Beijing is pushing two alternative plans, one that is region-wide and one that excludes the United States.

Xi urged regional leaders to advance both plans at the annual Asia-Pacific Economic Cooperation (APEC) summit.

That positions China, a country the United States once considered a threat to free-market capitalism, as the unlikely leader of the movement for open trade.

“Openness is vital for the prosperity of the Asia-Pacific,” Xi said in a keynote address.

In the face of Trump’s protectionist rhetoric, he vowed China “will not shut its door to the outside world, but open it even wider.”           

U.S. officials have urged the world to give Trump time to get his feet under the desk.

“How you campaign isn’t always the same as how you govern,” Obama told a town hall meeting of young Latin Americans in Lima.

Many leaders seem to be hoping as much within APEC -- a 21-member free trade club that accounts for nearly 40 percent of the world’s population and nearly 60 percent of the global economy.

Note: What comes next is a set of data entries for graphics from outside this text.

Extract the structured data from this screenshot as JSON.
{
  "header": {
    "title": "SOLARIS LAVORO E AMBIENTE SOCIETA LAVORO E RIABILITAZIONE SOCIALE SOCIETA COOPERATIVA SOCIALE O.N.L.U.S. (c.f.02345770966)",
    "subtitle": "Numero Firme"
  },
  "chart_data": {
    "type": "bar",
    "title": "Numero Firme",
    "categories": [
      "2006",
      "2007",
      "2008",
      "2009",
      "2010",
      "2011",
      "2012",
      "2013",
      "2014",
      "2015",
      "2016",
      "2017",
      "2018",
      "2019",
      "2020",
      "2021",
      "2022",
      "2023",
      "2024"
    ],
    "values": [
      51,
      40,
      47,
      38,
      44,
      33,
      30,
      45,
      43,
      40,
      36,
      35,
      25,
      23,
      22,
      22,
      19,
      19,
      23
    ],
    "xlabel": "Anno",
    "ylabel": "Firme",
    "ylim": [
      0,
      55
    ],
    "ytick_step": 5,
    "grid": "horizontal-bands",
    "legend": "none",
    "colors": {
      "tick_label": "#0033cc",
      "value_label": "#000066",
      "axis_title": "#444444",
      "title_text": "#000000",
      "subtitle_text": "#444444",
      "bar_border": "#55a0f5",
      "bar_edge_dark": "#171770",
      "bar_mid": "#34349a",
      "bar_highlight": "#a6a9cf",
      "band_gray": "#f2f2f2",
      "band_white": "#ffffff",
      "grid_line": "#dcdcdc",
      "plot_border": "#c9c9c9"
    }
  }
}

New Zealand’s Prime Minister John Key said he was banking on Trump taking a pragmatic turn away from the extremes of his campaign.

“I personally think that President Trump will be like chairman of the corporation Trump,” he said.

Mexican President Enrique Pena Nieto, whose country has been the target of some of Trump’s harshest vitriol, said he would seek “dialogue” with the president-elect to safeguard the neighbors’ crucial trade relationship.

Trump insulted Mexican immigrants as criminals and rapists during the campaign, vowed to force Mexico to pay billions of dollars to build a wall along the border, and threatened to restrict remittances that immigrants in the United States send home.

It is unclear whether there is any future for the arduously negotiated TPP.

The White House said Obama had “urged his fellow leaders to continue to work together to advance TPP.”
   
But many experts say Trump’s attacks on the deal and his Republican allies’ control of Congress mean it is dead in the water.

Some leaders said TPP could still be saved in some form, although other allies are turning their attention to China’s rival plans.

Japanese leader Shinzo Abe, who took domestic political risks to back TPP, visited Trump in New York on Nov. 17 to hear from the president-elect himself.

The demise of TPP strengthens China’s hand, said Gareth Leather, an economist at consultancy Capital Economics.

“The retreat on the part of America has created an opportunity for China... to expand its influence in Asia,” he said in a note.